By RON MATUS and JEFFREY S. SOLOCHEK, Times Staff Writers
Published December 11, 2007
An independent review of the botched 2006 FCAT has concluded the Department of Education was right about what went wrong.
The Buros Center for Testing said in a 45-page report released Monday that the technical, test-making errors that led to inflated scores on the third-grade reading test - and to the biggest crisis yet for Florida's FCAT-based accountability system - were an aberration.
Both the Education Department and the Buros Center, a highly regarded testing authority at the University of Nebraska, determined a one-time problem was at fault: the misplacement of "anchor" questions that ensure the Florida Comprehensive Assessment Test's difficulty level is consistent from year to year.

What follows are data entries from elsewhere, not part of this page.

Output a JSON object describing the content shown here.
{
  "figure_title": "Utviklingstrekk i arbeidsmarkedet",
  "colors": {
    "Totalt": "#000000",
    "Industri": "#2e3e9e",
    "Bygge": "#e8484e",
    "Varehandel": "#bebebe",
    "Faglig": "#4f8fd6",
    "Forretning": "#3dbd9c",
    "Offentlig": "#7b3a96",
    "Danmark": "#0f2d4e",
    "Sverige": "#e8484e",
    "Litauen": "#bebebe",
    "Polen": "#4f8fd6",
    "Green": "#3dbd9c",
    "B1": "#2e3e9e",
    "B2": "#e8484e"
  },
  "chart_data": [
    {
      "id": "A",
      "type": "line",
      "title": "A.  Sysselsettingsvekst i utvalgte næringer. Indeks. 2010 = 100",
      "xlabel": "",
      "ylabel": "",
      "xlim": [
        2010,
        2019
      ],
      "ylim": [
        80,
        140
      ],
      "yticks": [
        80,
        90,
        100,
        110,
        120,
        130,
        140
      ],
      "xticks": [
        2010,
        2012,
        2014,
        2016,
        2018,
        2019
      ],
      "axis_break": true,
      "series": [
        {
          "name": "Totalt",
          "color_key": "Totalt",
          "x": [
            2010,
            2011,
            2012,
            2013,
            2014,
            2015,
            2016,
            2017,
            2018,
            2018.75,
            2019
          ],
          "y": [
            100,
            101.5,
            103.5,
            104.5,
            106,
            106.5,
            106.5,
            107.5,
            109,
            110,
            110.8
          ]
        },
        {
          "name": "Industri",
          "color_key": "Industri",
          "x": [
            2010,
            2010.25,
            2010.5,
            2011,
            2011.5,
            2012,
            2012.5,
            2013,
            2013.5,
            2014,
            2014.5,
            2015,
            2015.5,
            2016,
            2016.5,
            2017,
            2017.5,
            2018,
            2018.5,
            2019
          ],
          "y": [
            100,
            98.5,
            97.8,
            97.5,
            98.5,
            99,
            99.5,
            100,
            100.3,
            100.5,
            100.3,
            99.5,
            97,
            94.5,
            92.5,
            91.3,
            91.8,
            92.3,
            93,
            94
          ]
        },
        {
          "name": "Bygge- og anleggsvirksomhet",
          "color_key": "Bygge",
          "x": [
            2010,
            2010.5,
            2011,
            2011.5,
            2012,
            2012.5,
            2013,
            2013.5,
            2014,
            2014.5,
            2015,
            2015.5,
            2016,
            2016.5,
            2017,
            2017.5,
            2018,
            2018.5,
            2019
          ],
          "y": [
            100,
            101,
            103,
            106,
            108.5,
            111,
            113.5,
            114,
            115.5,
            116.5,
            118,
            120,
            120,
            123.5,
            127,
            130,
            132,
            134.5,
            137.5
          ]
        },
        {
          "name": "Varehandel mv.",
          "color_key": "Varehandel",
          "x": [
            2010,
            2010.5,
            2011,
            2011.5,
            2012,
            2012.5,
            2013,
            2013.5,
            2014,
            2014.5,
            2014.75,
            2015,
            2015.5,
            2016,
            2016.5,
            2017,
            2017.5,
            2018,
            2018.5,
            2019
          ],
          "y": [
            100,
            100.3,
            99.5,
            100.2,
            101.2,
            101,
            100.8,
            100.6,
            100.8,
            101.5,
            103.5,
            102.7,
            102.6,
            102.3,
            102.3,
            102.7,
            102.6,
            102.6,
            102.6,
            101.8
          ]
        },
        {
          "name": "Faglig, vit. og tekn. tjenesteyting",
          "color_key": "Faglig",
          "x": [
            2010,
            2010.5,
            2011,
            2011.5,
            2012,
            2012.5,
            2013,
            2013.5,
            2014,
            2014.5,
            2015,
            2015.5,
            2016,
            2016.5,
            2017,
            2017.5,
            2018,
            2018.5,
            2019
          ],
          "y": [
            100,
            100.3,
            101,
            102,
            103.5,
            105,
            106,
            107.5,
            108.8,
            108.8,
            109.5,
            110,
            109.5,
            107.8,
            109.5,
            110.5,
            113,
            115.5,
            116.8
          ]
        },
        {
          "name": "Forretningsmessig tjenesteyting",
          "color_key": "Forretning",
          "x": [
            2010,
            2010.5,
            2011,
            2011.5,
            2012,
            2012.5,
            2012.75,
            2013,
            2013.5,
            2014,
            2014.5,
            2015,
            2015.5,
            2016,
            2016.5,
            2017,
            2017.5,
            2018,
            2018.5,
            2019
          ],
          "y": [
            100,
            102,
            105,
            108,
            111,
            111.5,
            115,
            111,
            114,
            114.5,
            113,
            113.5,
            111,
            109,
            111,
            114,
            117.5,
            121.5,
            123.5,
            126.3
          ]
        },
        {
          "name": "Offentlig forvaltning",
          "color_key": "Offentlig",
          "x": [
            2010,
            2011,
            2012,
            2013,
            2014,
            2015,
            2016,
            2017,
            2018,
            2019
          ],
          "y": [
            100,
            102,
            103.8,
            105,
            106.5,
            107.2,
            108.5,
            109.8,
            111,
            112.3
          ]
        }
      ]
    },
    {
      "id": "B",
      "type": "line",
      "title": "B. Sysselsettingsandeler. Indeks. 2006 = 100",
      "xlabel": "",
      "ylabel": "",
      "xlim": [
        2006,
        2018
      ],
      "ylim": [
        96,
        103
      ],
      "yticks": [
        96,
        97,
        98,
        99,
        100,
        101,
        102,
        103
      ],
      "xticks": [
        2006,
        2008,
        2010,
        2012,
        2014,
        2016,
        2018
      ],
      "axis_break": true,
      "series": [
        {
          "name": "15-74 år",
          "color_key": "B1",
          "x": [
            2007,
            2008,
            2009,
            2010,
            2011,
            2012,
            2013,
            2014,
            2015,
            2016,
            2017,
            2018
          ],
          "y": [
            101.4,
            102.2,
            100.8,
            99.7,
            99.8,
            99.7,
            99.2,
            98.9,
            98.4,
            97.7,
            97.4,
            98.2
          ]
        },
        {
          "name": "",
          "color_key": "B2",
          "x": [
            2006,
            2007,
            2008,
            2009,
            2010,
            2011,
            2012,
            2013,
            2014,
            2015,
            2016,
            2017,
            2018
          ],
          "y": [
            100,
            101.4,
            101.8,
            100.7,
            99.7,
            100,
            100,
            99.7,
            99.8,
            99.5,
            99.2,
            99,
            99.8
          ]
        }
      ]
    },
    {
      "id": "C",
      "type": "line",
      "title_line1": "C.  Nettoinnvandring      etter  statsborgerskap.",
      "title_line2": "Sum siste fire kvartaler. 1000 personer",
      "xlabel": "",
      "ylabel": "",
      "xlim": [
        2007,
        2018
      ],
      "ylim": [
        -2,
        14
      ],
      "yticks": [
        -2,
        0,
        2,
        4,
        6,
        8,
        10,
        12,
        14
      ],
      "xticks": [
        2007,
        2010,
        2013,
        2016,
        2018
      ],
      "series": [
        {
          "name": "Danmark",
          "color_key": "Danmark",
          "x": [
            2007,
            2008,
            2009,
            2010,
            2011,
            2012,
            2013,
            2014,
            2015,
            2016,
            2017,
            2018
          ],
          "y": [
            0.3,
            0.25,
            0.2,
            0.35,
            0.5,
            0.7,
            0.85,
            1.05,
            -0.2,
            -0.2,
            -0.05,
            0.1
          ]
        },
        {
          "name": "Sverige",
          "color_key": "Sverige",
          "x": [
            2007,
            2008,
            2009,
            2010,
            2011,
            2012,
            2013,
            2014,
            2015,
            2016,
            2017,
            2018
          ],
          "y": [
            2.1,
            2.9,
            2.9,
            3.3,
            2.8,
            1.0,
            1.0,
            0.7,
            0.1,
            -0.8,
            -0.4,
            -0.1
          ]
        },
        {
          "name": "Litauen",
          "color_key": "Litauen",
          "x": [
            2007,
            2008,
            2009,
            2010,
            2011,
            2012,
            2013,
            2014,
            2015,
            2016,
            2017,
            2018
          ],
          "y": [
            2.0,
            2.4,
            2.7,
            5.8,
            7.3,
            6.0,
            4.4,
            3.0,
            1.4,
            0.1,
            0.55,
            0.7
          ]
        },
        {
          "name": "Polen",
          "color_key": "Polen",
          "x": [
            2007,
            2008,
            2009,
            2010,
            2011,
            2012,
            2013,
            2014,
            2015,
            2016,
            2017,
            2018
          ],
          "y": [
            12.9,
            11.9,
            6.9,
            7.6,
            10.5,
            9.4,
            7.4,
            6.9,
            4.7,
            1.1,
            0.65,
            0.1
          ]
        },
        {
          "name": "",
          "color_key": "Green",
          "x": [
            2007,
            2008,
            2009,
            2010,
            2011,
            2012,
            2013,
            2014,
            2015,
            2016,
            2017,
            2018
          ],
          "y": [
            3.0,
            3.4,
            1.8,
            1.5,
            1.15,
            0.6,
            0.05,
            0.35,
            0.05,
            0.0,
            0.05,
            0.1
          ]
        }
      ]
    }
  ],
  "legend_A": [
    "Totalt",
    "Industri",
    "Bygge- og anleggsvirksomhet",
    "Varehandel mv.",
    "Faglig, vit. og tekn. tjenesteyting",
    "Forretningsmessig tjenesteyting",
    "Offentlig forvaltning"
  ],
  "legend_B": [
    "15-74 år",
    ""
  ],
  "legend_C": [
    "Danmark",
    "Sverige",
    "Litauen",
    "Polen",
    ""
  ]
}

"We are firmly convinced that this explanation is by far the most likely explanation," the report said.
The report recommended against rescoring the 2006 test, saying there is "no appropriate formula" for doing so.
At least one frequent Education Department critic said the report was "reassuring" - to a point.
"An objective source providing this kind of information should be reassuring to those who support the FCAT, and to parents and teachers across the state," said state Sen. Don Gaetz, R-Niceville, who chairs the Senate Education Committee. "That doesn't mean that there won't continue to be questions."
The Education Department disclosed in May that the scores of more than 200,000 third-grade tests were wrong in 2006, erasing a historic, 8 percent spike in the number of third-graders reading at grade level that year.
The department then named a high-profile advisory panel of superintendents and testing experts, which in turn decided to hire the Buros Center.
The Buros review, which is ongoing on other FCAT-related matters, "looks good so far," said John Hilderbrand, Hillsborough's director of assessment and a member of the state panel.
It took "a lot of guts" for the state to let national experts put its testing system under the microscope, said Hilderbrand, who has been critical of some aspects of the state's testing regimen.
The Buros report, though, won't end a wide-ranging debate over how the FCAT is used to grade schools, evaluate some teachers and retain some students. And it may add fuel to the fire.
The Buros experts described the FCAT as "professionally developed," called its Education Department overseers high quality and said the steady increases on the third-grade reading test are "valid reflections of increased student learning."
But they also suggested major policy changes, including using more than FCAT scores to evaluate schools and using more than one year's worth of data when making decisions about sanctions and rewards.
Sherman Dorm, a University of South Florida professor and another member of the state oversight panel, said the Education Department did not shy from implementing some of the technical suggestions Buros made in an earlier report.
"It will be very interesting to see if the state of Florida takes the same approach to dealing with the policy recommendations," he said.